While Alberta grapples with a public-health crisis from fentanyl overdoses, the province-wide police agency at the forefront of the battle against the deadly drug is now preparing to lose more than a quarter of its officers because of budget cuts.
The Alberta Law Enforcement Response Teams, known as ALERT, is a specialized law enforcement agency that targets gangs, drugs, domestic violence and human trafficking. The unit seized 18,010 fentanyl pills and charged 503 members of organized crime last year.
Created with the help of a $42.2-million grant from the federal government that expired in 2014, ALERT has seen provincial funding fall by one-third over the past three years.
The policing unit has warned the Alberta government that unless the budget reductions are reversed, the agency will need to cut 70 of its 268 positions next year. The unit's budget was $47.2-million last year, $31-million of which came from Alberta . Most of the shortfall was covered by the last of its federal funds.
The cuts could have serious consequences at a time when ALERT has been one of the leading agencies in a province confronting fentanyl, a powerful opioid that has been responsible for 213 deaths over the first nine months of 2015.
"We're preparing for the cuts. It'll have an impact on all of our areas of operation," said ALERT spokesman Mike Tucker. The nine-year-old agency has already left some positions empty as it has started to run out of money.
Alberta Justice Minister Kathleen Ganley said that following an audit of the policing unit, her office is engaged in a conversation about whether her ministry will continue to fund ALERT. She promised that a decision about the future level of provincial funding, if any, "would come in the normal course of budgeting."
Speaking in the provincial legislature, the minister tried to play down the risk of 70 officers being cut at the policing agency. "I don't think we're in a position where that's what the outcome will be," she said. "ALERT is made up of specialized teams, so it kind of depends on how that plays out."
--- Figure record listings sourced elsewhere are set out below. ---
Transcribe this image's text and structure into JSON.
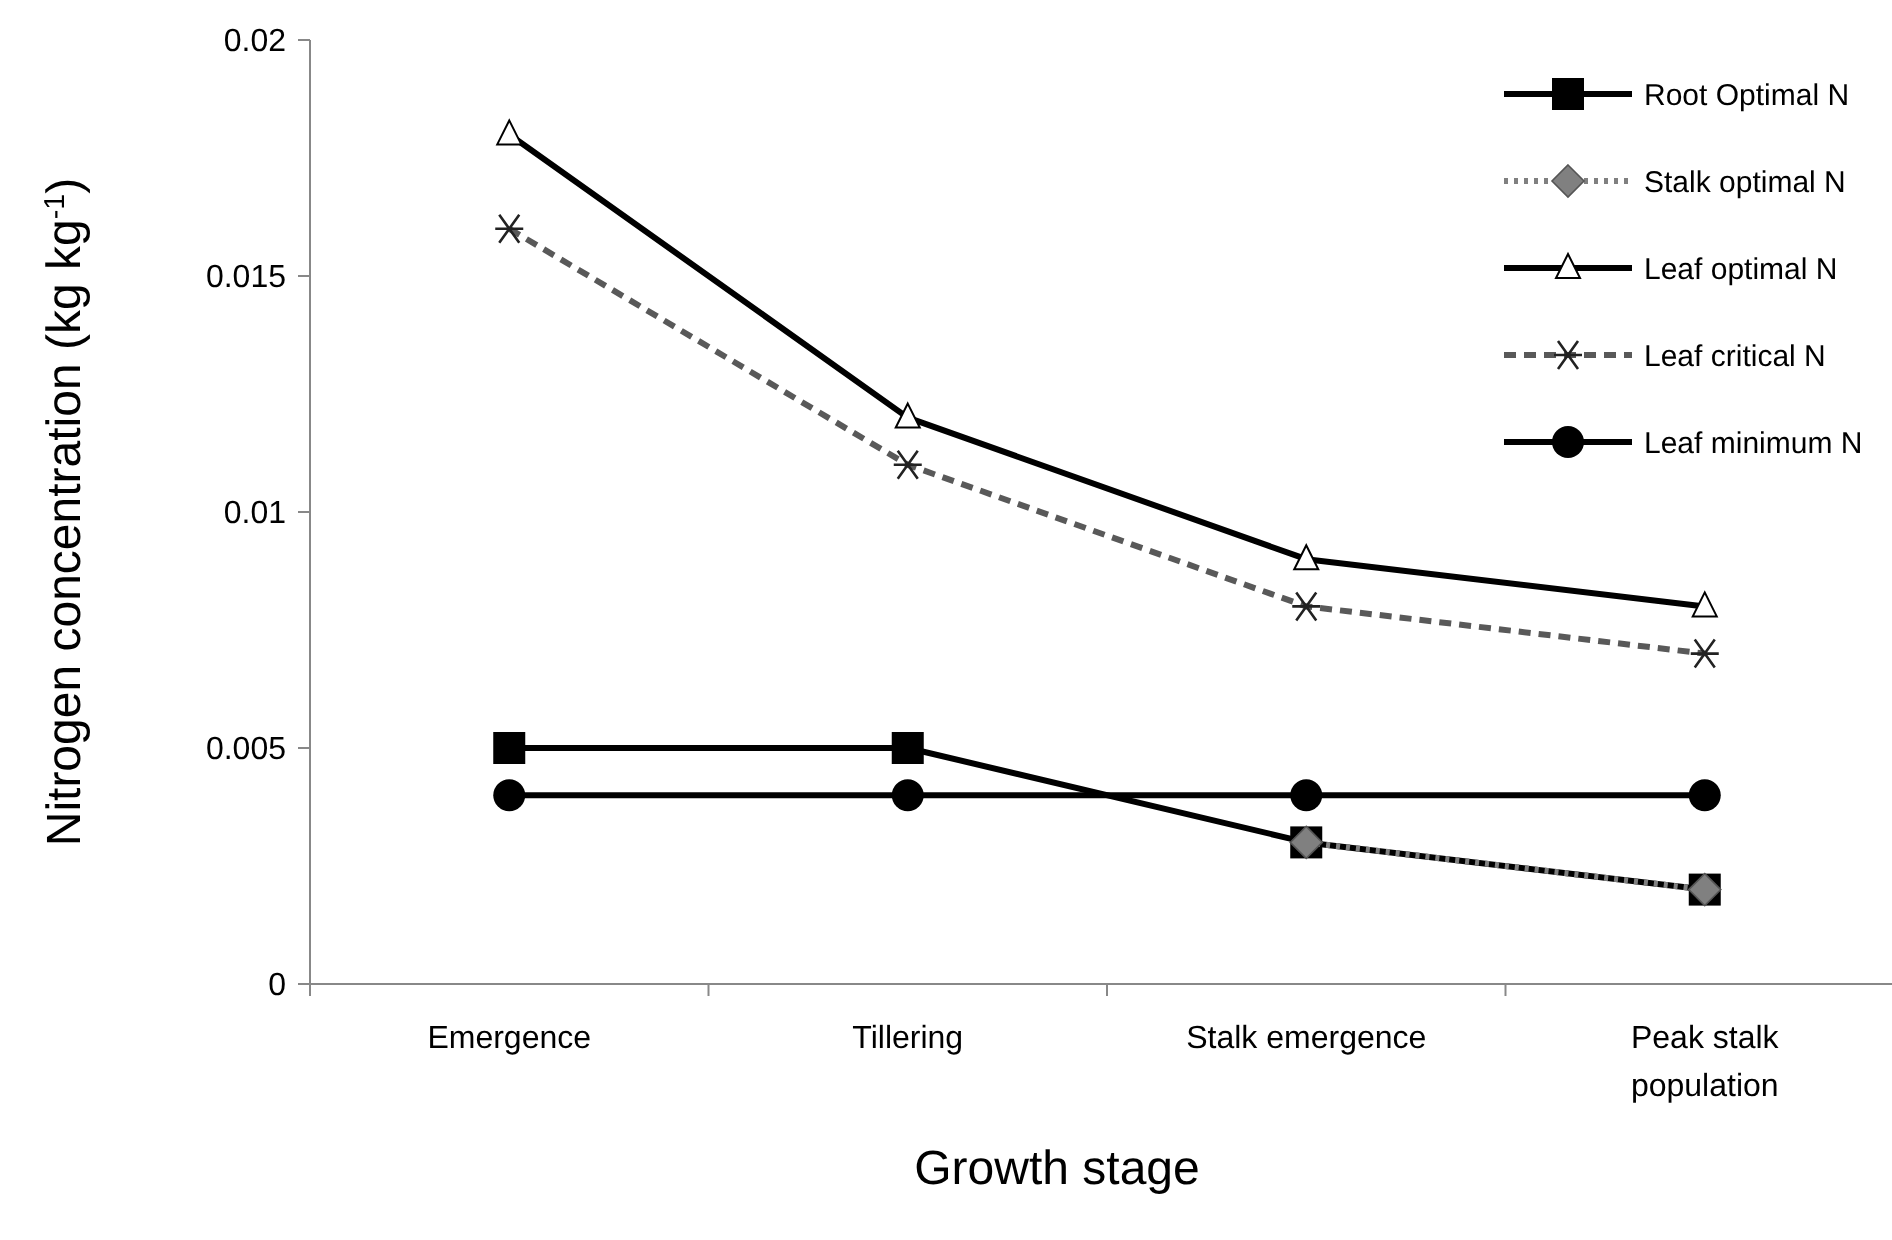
{
  "chart_data": {
    "type": "line",
    "xlabel": "Growth stage",
    "ylabel": "Nitrogen concentration (kg kg$^{-1}$)",
    "categories": [
      "Emergence",
      "Tillering",
      "Stalk emergence",
      "Peak stalk population"
    ],
    "ylim": [
      0,
      0.02
    ],
    "yticks": [
      0,
      0.005,
      0.01,
      0.015,
      0.02
    ],
    "grid": false,
    "legend": "top right",
    "series": [
      {
        "name": "Root Optimal N",
        "color": "#000000",
        "marker": "square",
        "line_style": "solid",
        "values": [
          0.005,
          0.005,
          0.003,
          0.002
        ]
      },
      {
        "name": "Stalk optimal N",
        "color": "#808080",
        "marker": "diamond",
        "line_style": "dotted",
        "values": [
          null,
          null,
          0.003,
          0.002
        ]
      },
      {
        "name": "Leaf optimal N",
        "color": "#000000",
        "marker": "triangle",
        "line_style": "solid",
        "values": [
          0.018,
          0.012,
          0.009,
          0.008
        ]
      },
      {
        "name": "Leaf critical N",
        "color": "#595959",
        "marker": "cross",
        "line_style": "dashed",
        "values": [
          0.016,
          0.011,
          0.008,
          0.007
        ]
      },
      {
        "name": "Leaf minimum N",
        "color": "#000000",
        "marker": "circle",
        "line_style": "solid",
        "values": [
          0.004,
          0.004,
          0.004,
          0.004
        ]
      }
    ]
  }
}
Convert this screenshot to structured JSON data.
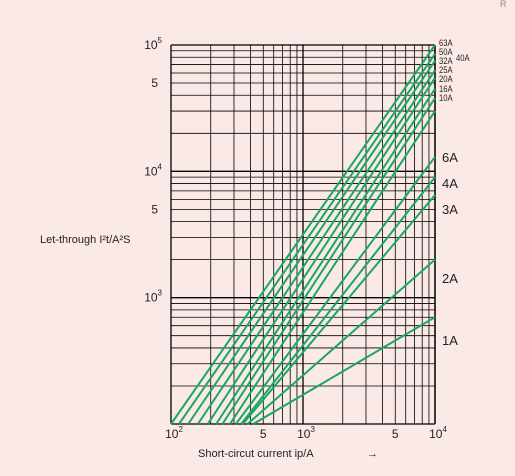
{
  "chart_data": {
    "type": "line",
    "xscale": "log",
    "yscale": "log",
    "xlim": [
      100,
      10000
    ],
    "ylim": [
      100,
      100000
    ],
    "xlabel": "Short-circut current ip/A",
    "xlabel_arrow": "→",
    "ylabel": "Let-through I²t/A²S",
    "corner_mark": "R",
    "grid": true,
    "colors": {
      "line": "#1aa760",
      "grid": "#000000",
      "background": "#fbe9e8"
    },
    "yticks": [
      {
        "value": 100000,
        "base": "10",
        "exp": "5"
      },
      {
        "value": 50000,
        "base": "5",
        "exp": ""
      },
      {
        "value": 10000,
        "base": "10",
        "exp": "4"
      },
      {
        "value": 5000,
        "base": "5",
        "exp": ""
      },
      {
        "value": 1000,
        "base": "10",
        "exp": "3"
      }
    ],
    "xticks": [
      {
        "value": 100,
        "base": "10",
        "exp": "2"
      },
      {
        "value": 500,
        "base": "5",
        "exp": ""
      },
      {
        "value": 1000,
        "base": "10",
        "exp": "3"
      },
      {
        "value": 5000,
        "base": "5",
        "exp": ""
      },
      {
        "value": 10000,
        "base": "10",
        "exp": "4"
      }
    ],
    "series": [
      {
        "name": "63A",
        "points": [
          [
            100,
            100
          ],
          [
            10000,
            100000
          ]
        ]
      },
      {
        "name": "50A",
        "points": [
          [
            115,
            100
          ],
          [
            10000,
            85000
          ]
        ]
      },
      {
        "name": "40A",
        "points": [
          [
            135,
            100
          ],
          [
            10000,
            75000
          ]
        ]
      },
      {
        "name": "32A",
        "points": [
          [
            160,
            100
          ],
          [
            10000,
            63000
          ]
        ]
      },
      {
        "name": "25A",
        "points": [
          [
            190,
            100
          ],
          [
            10000,
            55000
          ]
        ]
      },
      {
        "name": "20A",
        "points": [
          [
            220,
            100
          ],
          [
            10000,
            45000
          ]
        ]
      },
      {
        "name": "16A",
        "points": [
          [
            245,
            100
          ],
          [
            10000,
            38000
          ]
        ]
      },
      {
        "name": "10A",
        "points": [
          [
            280,
            100
          ],
          [
            10000,
            30000
          ]
        ]
      },
      {
        "name": "6A",
        "points": [
          [
            310,
            100
          ],
          [
            10000,
            13000
          ]
        ]
      },
      {
        "name": "4A",
        "points": [
          [
            340,
            100
          ],
          [
            10000,
            9000
          ]
        ]
      },
      {
        "name": "3A",
        "points": [
          [
            350,
            100
          ],
          [
            10000,
            6500
          ]
        ]
      },
      {
        "name": "2A",
        "points": [
          [
            380,
            100
          ],
          [
            10000,
            2000
          ]
        ]
      },
      {
        "name": "1A",
        "points": [
          [
            420,
            100
          ],
          [
            10000,
            700
          ]
        ]
      }
    ]
  }
}
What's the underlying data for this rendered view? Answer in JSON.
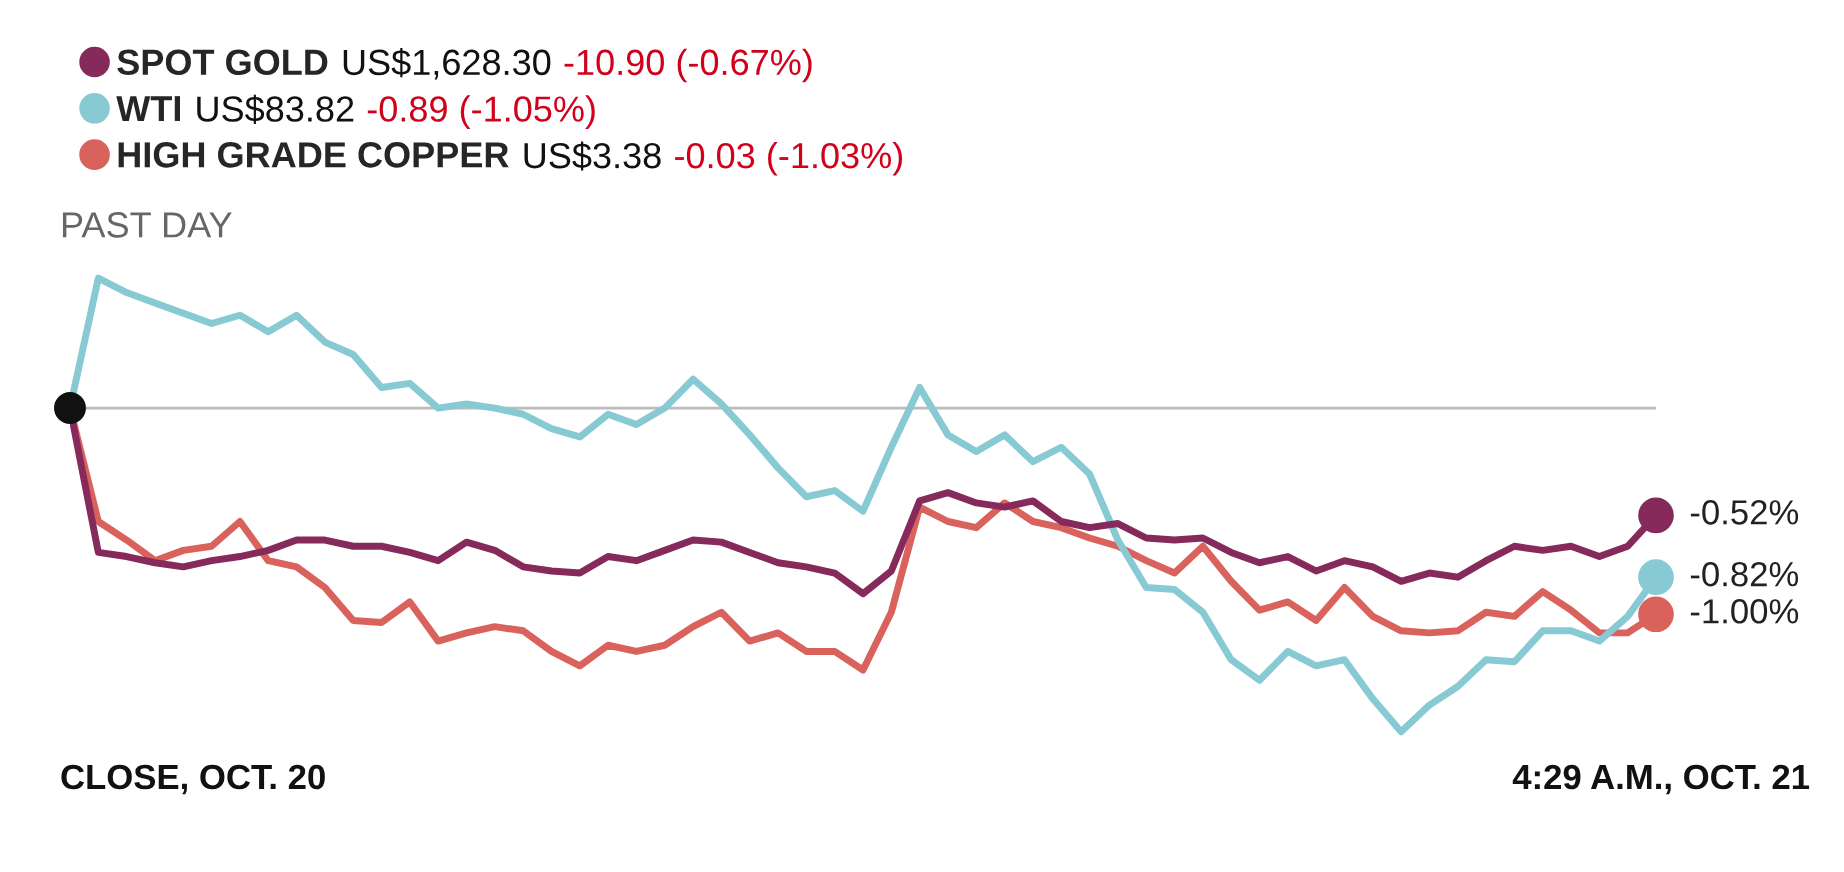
{
  "chart_data": {
    "type": "line",
    "subtitle": "PAST DAY",
    "categories": [
      null,
      null,
      null,
      null,
      null,
      null,
      null,
      null,
      null,
      null,
      null,
      null,
      null,
      null,
      null,
      null,
      null,
      null,
      null,
      null,
      null,
      null,
      null,
      null,
      null,
      null,
      null,
      null,
      null,
      null,
      null,
      null,
      null,
      null,
      null,
      null,
      null,
      null,
      null,
      null,
      null,
      null,
      null,
      null,
      null,
      null,
      null,
      null,
      null,
      null,
      null,
      null,
      null,
      null,
      null,
      null,
      null
    ],
    "legend": "top left",
    "marker": "none",
    "line_style": "solid",
    "ref_lines": [
      {
        "axis": "y",
        "value": 0,
        "color": "#bbbbbb"
      }
    ],
    "annotations": [
      "US$1,628.30",
      "-10.90 (-0.67%)",
      "US$83.82",
      "-0.89 (-1.05%)",
      "US$3.38",
      "-0.03 (-1.03%)",
      "CLOSE, OCT. 20",
      "4:29 A.M., OCT. 21"
    ],
    "series": [
      {
        "name": "SPOT GOLD",
        "color": "#862a5c",
        "values": [
          0,
          -0.7,
          -0.72,
          -0.75,
          -0.77,
          -0.74,
          -0.72,
          -0.69,
          -0.64,
          -0.64,
          -0.67,
          -0.67,
          -0.7,
          -0.74,
          -0.65,
          -0.69,
          -0.77,
          -0.79,
          -0.8,
          -0.72,
          -0.74,
          -0.69,
          -0.64,
          -0.65,
          -0.7,
          -0.75,
          -0.77,
          -0.8,
          -0.9,
          -0.79,
          -0.45,
          -0.41,
          -0.46,
          -0.48,
          -0.45,
          -0.55,
          -0.58,
          -0.56,
          -0.63,
          -0.64,
          -0.63,
          -0.7,
          -0.75,
          -0.72,
          -0.79,
          -0.74,
          -0.77,
          -0.84,
          -0.8,
          -0.82,
          -0.74,
          -0.67,
          -0.69,
          -0.67,
          -0.72,
          -0.67,
          -0.52
        ],
        "value_labels": [
          null,
          null,
          null,
          null,
          null,
          null,
          null,
          null,
          null,
          null,
          null,
          null,
          null,
          null,
          null,
          null,
          null,
          null,
          null,
          null,
          null,
          null,
          null,
          null,
          null,
          null,
          null,
          null,
          null,
          null,
          null,
          null,
          null,
          null,
          null,
          null,
          null,
          null,
          null,
          null,
          null,
          null,
          null,
          null,
          null,
          null,
          null,
          null,
          null,
          null,
          null,
          null,
          null,
          null,
          null,
          null,
          "-0.52%"
        ]
      },
      {
        "name": "WTI",
        "color": "#88cad3",
        "values": [
          0,
          0.63,
          0.56,
          0.51,
          0.46,
          0.41,
          0.45,
          0.37,
          0.45,
          0.32,
          0.26,
          0.1,
          0.12,
          0,
          0.02,
          0,
          -0.03,
          -0.1,
          -0.14,
          -0.03,
          -0.08,
          0,
          0.14,
          0.02,
          -0.13,
          -0.29,
          -0.43,
          -0.4,
          -0.5,
          -0.19,
          0.1,
          -0.13,
          -0.21,
          -0.13,
          -0.26,
          -0.19,
          -0.32,
          -0.64,
          -0.87,
          -0.88,
          -0.99,
          -1.22,
          -1.32,
          -1.18,
          -1.25,
          -1.22,
          -1.41,
          -1.57,
          -1.44,
          -1.35,
          -1.22,
          -1.23,
          -1.08,
          -1.08,
          -1.13,
          -1.01,
          -0.82
        ],
        "value_labels": [
          null,
          null,
          null,
          null,
          null,
          null,
          null,
          null,
          null,
          null,
          null,
          null,
          null,
          null,
          null,
          null,
          null,
          null,
          null,
          null,
          null,
          null,
          null,
          null,
          null,
          null,
          null,
          null,
          null,
          null,
          null,
          null,
          null,
          null,
          null,
          null,
          null,
          null,
          null,
          null,
          null,
          null,
          null,
          null,
          null,
          null,
          null,
          null,
          null,
          null,
          null,
          null,
          null,
          null,
          null,
          null,
          "-0.82%"
        ]
      },
      {
        "name": "HIGH GRADE COPPER",
        "color": "#d9625c",
        "values": [
          0,
          -0.55,
          -0.64,
          -0.74,
          -0.69,
          -0.67,
          -0.55,
          -0.74,
          -0.77,
          -0.87,
          -1.03,
          -1.04,
          -0.94,
          -1.13,
          -1.09,
          -1.06,
          -1.08,
          -1.18,
          -1.25,
          -1.15,
          -1.18,
          -1.15,
          -1.06,
          -0.99,
          -1.13,
          -1.09,
          -1.18,
          -1.18,
          -1.27,
          -0.99,
          -0.48,
          -0.55,
          -0.58,
          -0.46,
          -0.55,
          -0.58,
          -0.63,
          -0.67,
          -0.74,
          -0.8,
          -0.67,
          -0.84,
          -0.98,
          -0.94,
          -1.03,
          -0.87,
          -1.01,
          -1.08,
          -1.09,
          -1.08,
          -0.99,
          -1.01,
          -0.89,
          -0.98,
          -1.09,
          -1.09,
          -1.0
        ],
        "value_labels": [
          null,
          null,
          null,
          null,
          null,
          null,
          null,
          null,
          null,
          null,
          null,
          null,
          null,
          null,
          null,
          null,
          null,
          null,
          null,
          null,
          null,
          null,
          null,
          null,
          null,
          null,
          null,
          null,
          null,
          null,
          null,
          null,
          null,
          null,
          null,
          null,
          null,
          null,
          null,
          null,
          null,
          null,
          null,
          null,
          null,
          null,
          null,
          null,
          null,
          null,
          null,
          null,
          null,
          null,
          null,
          null,
          "-1.00%"
        ]
      }
    ]
  }
}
With officers seconded from the RCMP and five of Alberta's largest police forces, ALERT is divided into teams that target organized crime, child exploitation, illegal activities in communities and domestic violence.
Cuts to any of those teams could have tragic consequences ranging from more guns on the streets to more drug deaths, according to William Pitt, a former RCMP officer and former criminology professor at the University of Alberta.
"The timing couldn't be worse. You're going to have more people dying from fentanyl," Mr. Pitt said. "This is a big mistake, a bonanza. It's a signal that organized crime can entrench itself because law enforcement is pulling back."
Edmonton police Deputy Chief Brian Simpson said that a decrease in ALERT's operations would leave a gap in the policing of Alberta's capital city and could worsen a situation in which violent crime is up 12 per cent compared with last year.
"The work isn't going away. We are seeing a significant increase in the crime issues we are dealing with. A change, in terms of resources, will exacerbate that problem," Deputy Chief Simpson said.
While combatting a spike in property and violent crime, as well as fentanyl deaths, Edmonton's police force has had to stretch resources and create a counter-terrorism unit over the past year. That has led to a policing strategy that Deputy Chief Simpson warned is now "reactive."
A $400-million federal Police Officer Recruitment Fund was established in 2008 as part of the then-Conservative government's crime agenda. The fund was meant to add 2,500 police officers across Canada and led to the creation of a number of specialized units, including ALERT and the Éclipse anti-gang unit in Montreal.
The expiration of that fund became a campaign issue during this year's federal election. In August, before he was elected Prime Minister, Liberal Leader Justin Trudeau said he approved of a proposal by the federal NDP to create a new $250-million recruitment fund over four years, followed by $100-million in annual funding.
Officials from the federal Department of Public Safety could not respond to questions on Wednesday about whether Mr. Trudeau still intended to create the fund.